Comparison of cancer-associated genetic abnormalities in columnar-lined esophagus tissues with and without goblet cells

Abstract

Objective: To determine and compare the frequency of cancer-associated genetic abnormalities in esophageal metaplasia biopsies with and without goblet cells.

Background: Barrett's esophagus is associated with increased risk of esophageal adenocarcinoma (EAC), but the appropriate histologic definition of Barrett's esophagus is debated. Intestinal metaplasia (IM) is defined by the presence of goblet cells whereas nongoblet cell metaplasia (NGM) lacks goblet cells. Both have been implicated in EAC risk but this is controversial. Although IM is known to harbor genetic changes associated with EAC, little is known about NGM. We hypothesized that if NGM and IM infer similar EAC risk, then they would harbor similar genetic aberrations in genes associated with EAC.

Methods: Ninety frozen NGM, IM, and normal tissues from 45 subjects were studied. DNA copy number abnormalities were identified using microarrays and fluorescence in situ hybridization. Targeted sequencing of all exons from 20 EAC-associated genes was performed on metaplasia biopsies using Ion AmpliSeq DNA sequencing.

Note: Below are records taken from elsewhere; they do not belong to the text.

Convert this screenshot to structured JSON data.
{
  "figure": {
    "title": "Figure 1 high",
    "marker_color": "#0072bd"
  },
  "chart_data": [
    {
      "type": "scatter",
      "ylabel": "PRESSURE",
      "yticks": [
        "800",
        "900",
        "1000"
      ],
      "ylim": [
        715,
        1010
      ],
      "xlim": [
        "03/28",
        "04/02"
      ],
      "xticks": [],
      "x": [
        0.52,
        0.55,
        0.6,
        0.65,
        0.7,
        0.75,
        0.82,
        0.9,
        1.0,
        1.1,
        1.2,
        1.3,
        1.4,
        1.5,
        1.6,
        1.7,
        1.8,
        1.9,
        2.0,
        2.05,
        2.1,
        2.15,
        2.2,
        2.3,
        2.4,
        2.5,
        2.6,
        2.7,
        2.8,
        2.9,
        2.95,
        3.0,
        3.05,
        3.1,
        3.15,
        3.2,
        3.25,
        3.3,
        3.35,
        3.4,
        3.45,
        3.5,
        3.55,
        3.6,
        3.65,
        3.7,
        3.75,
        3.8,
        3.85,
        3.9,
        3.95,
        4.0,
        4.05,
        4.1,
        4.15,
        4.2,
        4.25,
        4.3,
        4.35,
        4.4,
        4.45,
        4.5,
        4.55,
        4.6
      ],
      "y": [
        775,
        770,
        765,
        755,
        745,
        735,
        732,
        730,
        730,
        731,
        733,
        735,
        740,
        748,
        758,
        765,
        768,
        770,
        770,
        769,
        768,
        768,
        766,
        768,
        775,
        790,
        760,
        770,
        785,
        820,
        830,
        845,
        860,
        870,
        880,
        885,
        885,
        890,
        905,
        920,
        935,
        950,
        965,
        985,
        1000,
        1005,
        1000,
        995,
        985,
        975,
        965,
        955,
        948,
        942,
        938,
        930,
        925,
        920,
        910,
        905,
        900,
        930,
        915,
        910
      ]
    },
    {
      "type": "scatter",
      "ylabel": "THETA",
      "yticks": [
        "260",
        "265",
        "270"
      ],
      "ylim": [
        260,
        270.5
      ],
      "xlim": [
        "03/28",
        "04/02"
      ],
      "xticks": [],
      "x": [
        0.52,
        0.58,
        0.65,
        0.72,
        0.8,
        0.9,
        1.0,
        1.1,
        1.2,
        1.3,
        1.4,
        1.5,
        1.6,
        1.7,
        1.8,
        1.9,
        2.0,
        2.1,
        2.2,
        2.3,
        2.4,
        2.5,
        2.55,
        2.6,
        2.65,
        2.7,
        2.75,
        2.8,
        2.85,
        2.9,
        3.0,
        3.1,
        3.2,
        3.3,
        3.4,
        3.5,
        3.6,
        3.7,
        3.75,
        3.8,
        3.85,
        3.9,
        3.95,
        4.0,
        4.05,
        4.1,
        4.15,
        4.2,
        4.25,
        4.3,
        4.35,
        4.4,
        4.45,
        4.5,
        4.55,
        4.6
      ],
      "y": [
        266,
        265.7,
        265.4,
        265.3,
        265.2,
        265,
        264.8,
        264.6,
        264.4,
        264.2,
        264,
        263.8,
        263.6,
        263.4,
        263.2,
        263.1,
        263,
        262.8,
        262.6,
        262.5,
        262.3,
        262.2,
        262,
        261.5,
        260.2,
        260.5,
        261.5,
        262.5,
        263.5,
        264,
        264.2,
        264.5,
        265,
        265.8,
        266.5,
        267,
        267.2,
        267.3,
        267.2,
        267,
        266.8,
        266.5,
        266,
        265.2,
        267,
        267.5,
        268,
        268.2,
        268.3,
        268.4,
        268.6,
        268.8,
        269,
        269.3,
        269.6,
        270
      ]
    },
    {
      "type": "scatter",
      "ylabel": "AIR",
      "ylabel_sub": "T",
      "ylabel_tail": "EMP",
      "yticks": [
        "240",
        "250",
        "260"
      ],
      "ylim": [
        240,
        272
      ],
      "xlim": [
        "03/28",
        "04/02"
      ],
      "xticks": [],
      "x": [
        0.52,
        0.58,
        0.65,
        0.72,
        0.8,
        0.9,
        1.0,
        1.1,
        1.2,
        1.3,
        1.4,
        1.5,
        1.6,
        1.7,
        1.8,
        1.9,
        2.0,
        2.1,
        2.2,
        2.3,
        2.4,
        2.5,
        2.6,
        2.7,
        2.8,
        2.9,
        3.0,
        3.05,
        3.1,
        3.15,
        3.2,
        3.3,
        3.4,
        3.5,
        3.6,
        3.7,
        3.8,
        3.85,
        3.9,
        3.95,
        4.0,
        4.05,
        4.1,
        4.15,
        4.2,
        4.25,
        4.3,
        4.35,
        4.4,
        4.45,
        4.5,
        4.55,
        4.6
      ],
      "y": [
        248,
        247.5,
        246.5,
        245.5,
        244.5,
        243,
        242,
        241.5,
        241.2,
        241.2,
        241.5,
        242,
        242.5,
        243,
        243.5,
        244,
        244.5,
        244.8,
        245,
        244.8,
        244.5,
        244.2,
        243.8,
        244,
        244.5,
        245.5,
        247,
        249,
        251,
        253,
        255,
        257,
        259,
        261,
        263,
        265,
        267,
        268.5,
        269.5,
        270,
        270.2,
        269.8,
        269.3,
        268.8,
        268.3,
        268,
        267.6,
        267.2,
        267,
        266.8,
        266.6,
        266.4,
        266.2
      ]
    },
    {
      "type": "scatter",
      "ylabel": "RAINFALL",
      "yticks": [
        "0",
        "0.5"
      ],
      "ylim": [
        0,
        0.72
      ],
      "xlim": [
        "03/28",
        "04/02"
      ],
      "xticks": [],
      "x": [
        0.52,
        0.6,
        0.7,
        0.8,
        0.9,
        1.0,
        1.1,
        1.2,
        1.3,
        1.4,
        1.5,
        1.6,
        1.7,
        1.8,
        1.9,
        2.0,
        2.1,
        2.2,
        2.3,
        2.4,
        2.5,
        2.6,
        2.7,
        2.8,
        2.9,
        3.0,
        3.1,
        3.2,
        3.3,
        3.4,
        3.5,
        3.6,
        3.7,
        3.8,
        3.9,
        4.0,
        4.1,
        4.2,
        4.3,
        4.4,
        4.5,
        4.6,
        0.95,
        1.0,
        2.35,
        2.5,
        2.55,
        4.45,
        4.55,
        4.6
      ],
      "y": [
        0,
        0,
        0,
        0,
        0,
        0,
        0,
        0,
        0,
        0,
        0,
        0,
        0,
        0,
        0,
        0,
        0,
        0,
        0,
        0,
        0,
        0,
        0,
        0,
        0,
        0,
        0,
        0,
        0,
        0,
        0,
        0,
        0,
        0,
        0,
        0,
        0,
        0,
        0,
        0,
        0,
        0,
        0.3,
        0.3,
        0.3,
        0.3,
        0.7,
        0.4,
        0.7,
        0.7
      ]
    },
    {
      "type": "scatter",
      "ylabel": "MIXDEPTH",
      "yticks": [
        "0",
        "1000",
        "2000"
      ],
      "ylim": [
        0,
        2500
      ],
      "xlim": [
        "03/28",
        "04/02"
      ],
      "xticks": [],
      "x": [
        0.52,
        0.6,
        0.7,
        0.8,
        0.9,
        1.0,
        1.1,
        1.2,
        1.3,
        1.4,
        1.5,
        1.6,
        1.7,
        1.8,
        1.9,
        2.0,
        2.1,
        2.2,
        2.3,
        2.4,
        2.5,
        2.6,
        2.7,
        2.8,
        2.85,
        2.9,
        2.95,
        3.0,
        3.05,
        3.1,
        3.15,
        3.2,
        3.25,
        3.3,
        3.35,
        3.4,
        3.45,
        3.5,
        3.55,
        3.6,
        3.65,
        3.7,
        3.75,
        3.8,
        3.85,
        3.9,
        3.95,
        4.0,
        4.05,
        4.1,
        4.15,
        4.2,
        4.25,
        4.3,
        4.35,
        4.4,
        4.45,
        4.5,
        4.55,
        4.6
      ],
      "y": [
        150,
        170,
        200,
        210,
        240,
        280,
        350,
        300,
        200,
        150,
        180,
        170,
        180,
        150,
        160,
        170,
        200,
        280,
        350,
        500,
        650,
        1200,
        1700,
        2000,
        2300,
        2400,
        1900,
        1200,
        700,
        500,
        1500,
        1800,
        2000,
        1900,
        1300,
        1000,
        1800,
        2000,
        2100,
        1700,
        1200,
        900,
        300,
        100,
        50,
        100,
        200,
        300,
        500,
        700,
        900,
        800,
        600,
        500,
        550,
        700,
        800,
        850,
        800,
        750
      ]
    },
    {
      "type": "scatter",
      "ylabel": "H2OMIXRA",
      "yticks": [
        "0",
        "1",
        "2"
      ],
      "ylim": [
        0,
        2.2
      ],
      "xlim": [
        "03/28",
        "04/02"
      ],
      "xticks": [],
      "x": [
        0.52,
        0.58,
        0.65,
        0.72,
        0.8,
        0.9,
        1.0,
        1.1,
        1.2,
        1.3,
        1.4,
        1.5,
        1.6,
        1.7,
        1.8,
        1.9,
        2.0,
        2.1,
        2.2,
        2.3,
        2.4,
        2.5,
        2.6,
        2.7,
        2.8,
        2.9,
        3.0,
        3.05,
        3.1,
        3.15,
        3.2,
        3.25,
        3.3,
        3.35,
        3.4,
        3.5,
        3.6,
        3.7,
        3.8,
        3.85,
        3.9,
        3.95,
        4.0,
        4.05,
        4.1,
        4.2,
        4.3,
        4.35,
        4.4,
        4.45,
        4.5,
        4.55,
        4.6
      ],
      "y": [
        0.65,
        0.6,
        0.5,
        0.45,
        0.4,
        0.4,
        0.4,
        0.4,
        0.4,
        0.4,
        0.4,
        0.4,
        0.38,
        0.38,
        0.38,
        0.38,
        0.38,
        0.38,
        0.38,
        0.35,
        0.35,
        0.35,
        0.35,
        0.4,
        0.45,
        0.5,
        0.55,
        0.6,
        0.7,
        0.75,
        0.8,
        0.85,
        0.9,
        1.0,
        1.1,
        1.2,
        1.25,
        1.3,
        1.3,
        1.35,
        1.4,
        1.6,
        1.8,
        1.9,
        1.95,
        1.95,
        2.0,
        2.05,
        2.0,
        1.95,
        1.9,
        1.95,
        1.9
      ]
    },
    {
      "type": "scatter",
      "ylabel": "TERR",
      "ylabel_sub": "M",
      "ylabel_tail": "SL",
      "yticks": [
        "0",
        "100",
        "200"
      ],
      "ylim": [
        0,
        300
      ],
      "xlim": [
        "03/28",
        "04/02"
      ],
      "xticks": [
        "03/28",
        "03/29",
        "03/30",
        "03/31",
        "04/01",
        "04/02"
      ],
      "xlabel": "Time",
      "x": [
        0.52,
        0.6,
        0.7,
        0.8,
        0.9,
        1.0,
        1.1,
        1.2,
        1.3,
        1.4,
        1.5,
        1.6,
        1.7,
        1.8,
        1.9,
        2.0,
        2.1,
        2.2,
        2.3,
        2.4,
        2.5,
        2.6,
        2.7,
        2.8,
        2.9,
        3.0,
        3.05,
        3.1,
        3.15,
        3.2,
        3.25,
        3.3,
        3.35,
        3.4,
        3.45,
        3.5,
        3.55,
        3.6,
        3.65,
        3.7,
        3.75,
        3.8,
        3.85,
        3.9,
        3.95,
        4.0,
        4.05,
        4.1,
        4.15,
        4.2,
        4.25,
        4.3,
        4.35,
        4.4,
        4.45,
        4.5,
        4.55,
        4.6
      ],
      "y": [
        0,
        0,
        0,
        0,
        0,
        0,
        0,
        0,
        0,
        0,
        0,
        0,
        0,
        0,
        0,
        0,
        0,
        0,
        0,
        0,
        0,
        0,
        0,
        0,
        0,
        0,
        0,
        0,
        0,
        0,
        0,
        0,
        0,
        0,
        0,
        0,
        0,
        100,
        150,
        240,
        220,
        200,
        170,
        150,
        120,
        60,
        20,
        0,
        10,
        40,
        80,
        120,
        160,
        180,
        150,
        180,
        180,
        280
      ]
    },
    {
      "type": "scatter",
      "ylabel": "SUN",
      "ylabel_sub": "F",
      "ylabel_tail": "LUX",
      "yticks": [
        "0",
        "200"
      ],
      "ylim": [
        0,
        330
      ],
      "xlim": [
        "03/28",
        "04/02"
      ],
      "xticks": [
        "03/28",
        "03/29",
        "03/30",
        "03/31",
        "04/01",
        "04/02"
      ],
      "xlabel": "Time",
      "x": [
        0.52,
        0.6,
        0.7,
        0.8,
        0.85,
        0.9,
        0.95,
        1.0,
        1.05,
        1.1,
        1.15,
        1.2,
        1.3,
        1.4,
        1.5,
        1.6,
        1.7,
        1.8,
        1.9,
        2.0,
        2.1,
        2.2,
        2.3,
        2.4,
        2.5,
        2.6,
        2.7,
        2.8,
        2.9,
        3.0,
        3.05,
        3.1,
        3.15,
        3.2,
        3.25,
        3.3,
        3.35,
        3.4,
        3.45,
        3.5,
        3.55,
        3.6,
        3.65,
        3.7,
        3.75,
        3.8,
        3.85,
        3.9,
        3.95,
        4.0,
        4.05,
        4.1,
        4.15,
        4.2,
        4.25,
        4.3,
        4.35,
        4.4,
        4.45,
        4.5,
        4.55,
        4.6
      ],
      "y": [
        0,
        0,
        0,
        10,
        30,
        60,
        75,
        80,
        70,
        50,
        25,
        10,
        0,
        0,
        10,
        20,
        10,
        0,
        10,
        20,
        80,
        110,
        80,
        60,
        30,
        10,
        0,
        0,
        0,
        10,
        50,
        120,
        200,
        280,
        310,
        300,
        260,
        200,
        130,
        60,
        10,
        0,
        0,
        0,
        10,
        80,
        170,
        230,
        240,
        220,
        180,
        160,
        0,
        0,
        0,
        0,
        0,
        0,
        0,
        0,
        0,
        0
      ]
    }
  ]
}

Results: Frequent copy number abnormalities targeting cancer-associated genes were found in IM whereas no such changes were observed in NGM. In 1 subject, fluorescence in situ hybridization confirmed loss of CDKN2A and amplification of chromosome 8 in IM but not in a nearby NGM biopsy. Targeted sequencing revealed 11 nonsynonymous mutations in 16 IM samples and 2 mutations in 19 NGM samples.

Conclusions: This study reports the largest and most comprehensive comparison of DNA aberrations in IM and NGM genomes. Our results show that IM has a much higher frequency of cancer-associated mutations than NGM.

Figure 1. Comparison of copy number alterations between 25 non-goblet metaplasia (NGM), 26 intestinal metaplasia (IM), and 36 T1 adenocarcinoma genomes

Copy number gains are represented in blue while losses are in red. Known cancer associated genes are indicated on the chromosomes for the T1 genomes and their alteration frequencies are indicated in the accompanying table. Presence of these changes in NGM and/or IM genomes is indicated by ‘*’. Complete genomes are provided in Supplemental Figure 2.

Figure 2. Validation of genomic changes using fluorescence in situ hybridization (FISH) in composite sample (UR159) from subject 55

(A) Probe level copy number data showing the gain of entire chromosome 8 in the composite specimen (UR159) and loss of CDK2NA loci in composite (UR159) and intestinal metaplasia (IM; UR162) specimens compared to the NGM specimen (UR158). Y-axis represents the log₂ signal ratio where log₂0 = 2 copies (baseline). Average copy number per locus is indicated above each plot. The two green and red lines above and below the baseline respectively indicate the gain/high copy gain and loss/homozygous loss thresholds. (B) Representative H & E images for NGM (UR158), composite (UR159), and IM (UR162) taken at 20X magnification. (C) & (D) Representative fluorescence in situ hybridization (FISH) images of the NGM and IM portions of the composite tissue (UR159). Pie-charts summarize the result into different categories of normal (green) and abnormal signals (other colors as indicated) observed in each biopsy for gain of chromosome 8 (C) and loss of CDKN2A (D). Av.= average; CN= copy number; Cep8= centromere8; Cep9= centromere 9; p16= CDKN2A

Figure 3. Targeted re-sequencing of 20 frequently mutated EAC genes from pre-neoplastic biopsies

Nineteen NGM, 5 composites, and 16 IM specimens from 36 subjects were analyzed along with matched normal squamous mucosa. Mutations in the coding regions within the specific genes are indicated in red (non-synonymous mutation) and green (silent substitutions) while ‘C’ indicates the mutation is reported in the COSMIC database and ‘S’ indicates the point mutation was identified by Sanger sequencing.

Figure 4. Power of mutation load to discriminate between metaplasia and EAC

Pairwise Receiver-Operator Characteristics (ROC) curves analysis was performed for Tumor v IM and Tumor v any metaplasia (NGM/IM) using the 20-gene AmpliSeq mutation data from NGM and IM samples along with mutation data from 66 EAC tumor samples obtained from whole exome sequencing.